Of course, these are just some examples. I’ve used these many times myself. Even as I wrote this article. :)
So pay attention when you’re about to switch or quit, and ask yourself why, and what rationalization you’re giving yourself.
You can do this not only in your daily Unprocrastination Session, but during the rest of the day.
This doesn’t take long … it’s not the easiest thing to see your own stories, but I promise you, this is an incredible skill to develop it. Work on it!
What You Can Do
Once you’re aware of your story, you can actually change your story. The cool thing about the story is that it’s changeable. It’s plastic, fluid, malleable.
For example, instead of saying, “Just one more video won’t hurt,” you could say, “Actually, it hurt me the last few times, so that’s not true … how about, just one minute of doing this difficult task won’t hurt?”
Or instead of saying, “I deserve a break right now,” you could tell yourself, “I’m going to give myself 5 more minutes of hard work, then I’ll really deserve that break!”

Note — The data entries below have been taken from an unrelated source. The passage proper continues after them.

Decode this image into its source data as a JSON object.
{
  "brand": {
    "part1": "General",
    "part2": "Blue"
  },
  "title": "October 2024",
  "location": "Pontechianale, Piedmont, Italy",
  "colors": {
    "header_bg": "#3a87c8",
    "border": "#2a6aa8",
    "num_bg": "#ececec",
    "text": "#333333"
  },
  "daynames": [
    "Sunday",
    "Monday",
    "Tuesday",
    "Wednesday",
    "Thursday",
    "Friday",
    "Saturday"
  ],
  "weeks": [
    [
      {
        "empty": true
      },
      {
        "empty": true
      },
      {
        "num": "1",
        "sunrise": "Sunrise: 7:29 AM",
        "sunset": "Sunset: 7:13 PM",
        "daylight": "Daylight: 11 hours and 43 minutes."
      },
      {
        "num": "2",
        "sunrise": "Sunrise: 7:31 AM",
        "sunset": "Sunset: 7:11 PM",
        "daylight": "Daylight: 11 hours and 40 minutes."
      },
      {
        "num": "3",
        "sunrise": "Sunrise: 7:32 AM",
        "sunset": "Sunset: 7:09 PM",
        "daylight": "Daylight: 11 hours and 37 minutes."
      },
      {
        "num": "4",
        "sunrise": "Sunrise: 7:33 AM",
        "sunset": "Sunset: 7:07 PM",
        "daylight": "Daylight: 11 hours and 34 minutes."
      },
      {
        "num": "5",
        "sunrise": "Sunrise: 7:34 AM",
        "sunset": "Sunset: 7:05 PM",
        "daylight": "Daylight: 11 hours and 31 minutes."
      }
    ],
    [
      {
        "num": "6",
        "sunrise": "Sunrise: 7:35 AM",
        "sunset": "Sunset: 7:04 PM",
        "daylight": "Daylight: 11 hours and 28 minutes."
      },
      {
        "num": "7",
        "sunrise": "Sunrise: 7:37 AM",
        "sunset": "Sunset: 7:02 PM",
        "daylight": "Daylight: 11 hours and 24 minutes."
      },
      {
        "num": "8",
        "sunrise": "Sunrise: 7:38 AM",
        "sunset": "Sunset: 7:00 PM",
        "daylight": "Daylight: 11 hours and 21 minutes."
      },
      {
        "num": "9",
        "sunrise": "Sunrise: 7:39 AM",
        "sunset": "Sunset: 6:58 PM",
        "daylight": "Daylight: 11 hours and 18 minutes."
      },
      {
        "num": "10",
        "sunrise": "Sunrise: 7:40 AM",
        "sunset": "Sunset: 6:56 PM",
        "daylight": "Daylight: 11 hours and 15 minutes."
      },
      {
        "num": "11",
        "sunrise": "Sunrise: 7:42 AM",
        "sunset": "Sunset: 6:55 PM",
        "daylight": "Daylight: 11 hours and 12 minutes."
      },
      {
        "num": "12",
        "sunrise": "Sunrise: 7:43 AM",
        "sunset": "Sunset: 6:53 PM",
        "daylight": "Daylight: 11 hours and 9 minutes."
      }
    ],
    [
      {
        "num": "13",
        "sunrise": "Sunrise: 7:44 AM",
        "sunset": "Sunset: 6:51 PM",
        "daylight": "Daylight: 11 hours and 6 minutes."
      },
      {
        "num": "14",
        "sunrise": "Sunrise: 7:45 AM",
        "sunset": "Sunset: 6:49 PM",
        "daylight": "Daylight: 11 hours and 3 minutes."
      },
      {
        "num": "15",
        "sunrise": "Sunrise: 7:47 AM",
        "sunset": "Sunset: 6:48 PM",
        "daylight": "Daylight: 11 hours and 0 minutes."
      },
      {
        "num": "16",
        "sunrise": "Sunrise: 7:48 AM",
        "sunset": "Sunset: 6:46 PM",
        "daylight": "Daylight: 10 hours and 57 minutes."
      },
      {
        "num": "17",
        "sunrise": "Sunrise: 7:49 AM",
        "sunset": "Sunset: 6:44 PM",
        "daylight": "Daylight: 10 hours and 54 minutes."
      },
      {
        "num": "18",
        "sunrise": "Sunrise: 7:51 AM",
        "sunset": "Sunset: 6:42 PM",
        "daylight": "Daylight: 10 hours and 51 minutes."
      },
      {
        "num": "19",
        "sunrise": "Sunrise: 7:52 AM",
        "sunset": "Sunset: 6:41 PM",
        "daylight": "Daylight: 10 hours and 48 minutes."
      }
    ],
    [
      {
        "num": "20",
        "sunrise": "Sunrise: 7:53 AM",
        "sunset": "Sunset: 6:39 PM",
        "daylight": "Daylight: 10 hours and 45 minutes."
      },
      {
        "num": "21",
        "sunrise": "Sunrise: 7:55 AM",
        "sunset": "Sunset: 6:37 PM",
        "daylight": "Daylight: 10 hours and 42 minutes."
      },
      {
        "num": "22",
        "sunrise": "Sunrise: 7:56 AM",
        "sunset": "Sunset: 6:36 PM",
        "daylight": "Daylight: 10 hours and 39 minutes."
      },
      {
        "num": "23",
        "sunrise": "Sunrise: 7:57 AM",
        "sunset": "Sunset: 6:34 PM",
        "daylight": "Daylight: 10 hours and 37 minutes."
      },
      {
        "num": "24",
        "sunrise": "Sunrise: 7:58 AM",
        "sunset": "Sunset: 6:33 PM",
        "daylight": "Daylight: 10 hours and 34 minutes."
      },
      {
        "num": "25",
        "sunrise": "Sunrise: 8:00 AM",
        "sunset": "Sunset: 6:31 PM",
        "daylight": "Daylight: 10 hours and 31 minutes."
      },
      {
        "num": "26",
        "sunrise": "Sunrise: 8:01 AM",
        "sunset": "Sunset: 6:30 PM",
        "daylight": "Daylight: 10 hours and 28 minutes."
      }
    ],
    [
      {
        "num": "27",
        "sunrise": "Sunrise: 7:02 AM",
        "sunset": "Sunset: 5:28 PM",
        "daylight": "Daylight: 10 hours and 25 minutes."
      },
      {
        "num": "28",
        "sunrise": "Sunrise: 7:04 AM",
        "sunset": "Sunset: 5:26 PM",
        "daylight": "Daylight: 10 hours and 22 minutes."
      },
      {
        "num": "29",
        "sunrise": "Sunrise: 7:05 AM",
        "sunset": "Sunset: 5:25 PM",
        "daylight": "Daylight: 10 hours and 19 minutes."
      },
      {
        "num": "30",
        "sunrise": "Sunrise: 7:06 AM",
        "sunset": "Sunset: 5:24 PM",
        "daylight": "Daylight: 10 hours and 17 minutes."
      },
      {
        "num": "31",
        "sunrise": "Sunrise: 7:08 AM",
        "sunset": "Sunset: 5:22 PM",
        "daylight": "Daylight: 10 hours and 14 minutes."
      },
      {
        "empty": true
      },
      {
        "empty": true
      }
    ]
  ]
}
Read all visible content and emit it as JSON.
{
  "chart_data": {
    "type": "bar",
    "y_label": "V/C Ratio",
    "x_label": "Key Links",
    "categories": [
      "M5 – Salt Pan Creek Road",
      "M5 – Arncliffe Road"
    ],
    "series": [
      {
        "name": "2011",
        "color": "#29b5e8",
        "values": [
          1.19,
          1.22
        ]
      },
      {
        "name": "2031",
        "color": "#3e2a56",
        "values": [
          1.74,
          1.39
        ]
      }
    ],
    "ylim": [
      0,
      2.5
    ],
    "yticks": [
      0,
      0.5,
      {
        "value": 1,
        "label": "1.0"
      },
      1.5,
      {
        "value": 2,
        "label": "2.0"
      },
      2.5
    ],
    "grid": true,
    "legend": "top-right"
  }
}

As you can see, the second story is more helpful than the first. The first story actually causes you to hurt yourself by procrastinating. The second story helps you to help yourself.
Exercise
Spend the next week paying attention to your stories and rationalizations during your Unprocrastination Sessions and the rest of the day if possible.
Try changing your story once a day.
Share what stories you tell yourself in Slack.